SINGAPORE (May 8): PACC Offshore Services Holdings (POSH), the offshore marine services provider, saw 1Q net losses shrink 61% to US$7.2 million ($9.6 million) from US$18.57 million from a year ago.

For the 1Q18 ended March, POSH more than doubled its revenue to US$70.6 million from a year ago. This was mainly due to higher utilisation for three of its four business divisions: Offshore Supply Vessels (OSV), Offshore Accommodation (OA) and Transportation & Installation (T&I).

Correspondingly, POSH reported a gross profit of US$9.9 million.

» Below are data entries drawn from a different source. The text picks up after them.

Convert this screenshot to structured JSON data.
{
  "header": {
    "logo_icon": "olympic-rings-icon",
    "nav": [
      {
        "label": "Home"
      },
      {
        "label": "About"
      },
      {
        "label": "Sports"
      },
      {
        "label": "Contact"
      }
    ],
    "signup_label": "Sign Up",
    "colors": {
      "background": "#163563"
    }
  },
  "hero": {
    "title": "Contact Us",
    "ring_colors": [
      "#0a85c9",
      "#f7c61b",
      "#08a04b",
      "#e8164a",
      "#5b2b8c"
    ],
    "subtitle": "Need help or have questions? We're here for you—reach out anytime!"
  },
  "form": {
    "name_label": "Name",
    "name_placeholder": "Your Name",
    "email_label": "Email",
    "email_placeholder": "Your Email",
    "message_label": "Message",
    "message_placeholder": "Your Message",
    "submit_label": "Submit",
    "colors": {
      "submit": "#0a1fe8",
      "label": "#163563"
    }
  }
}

For share of joint ventures’ results, the Group recorded a profit of US$0.6 million compared to a loss of US$4.8 million in Q1 FY2017, primarily on improved contribution from its POSH Terasea joint venture.

The group’s general and administrative expenses increased by US$2.4 million mainly due to higher legal fees and normalisation of personnel expenses from 1Q17 which had a reversal of bonus provision for prior year.

The group also generated higher net operating cash flow of US$12.2 million in 1Q18, up from US$3.2 million cash used in 1Q17 due to increase in revenue contribution from its business segments as well as working capital changes. Net gearing as at March 31 was stable at 1.6 times.

In its outlook, POSH says in the immediate term, charter rates are expected to remain under pressure due to the continued oversupply of vessels. However, there are positive indicators in the market, with oil and gas capital expenditure expected to increase on firmer oil prices and improved financial performance of oil companies.

Shares in POSH closed 0.5 cent higher at 32 cents on Tuesday.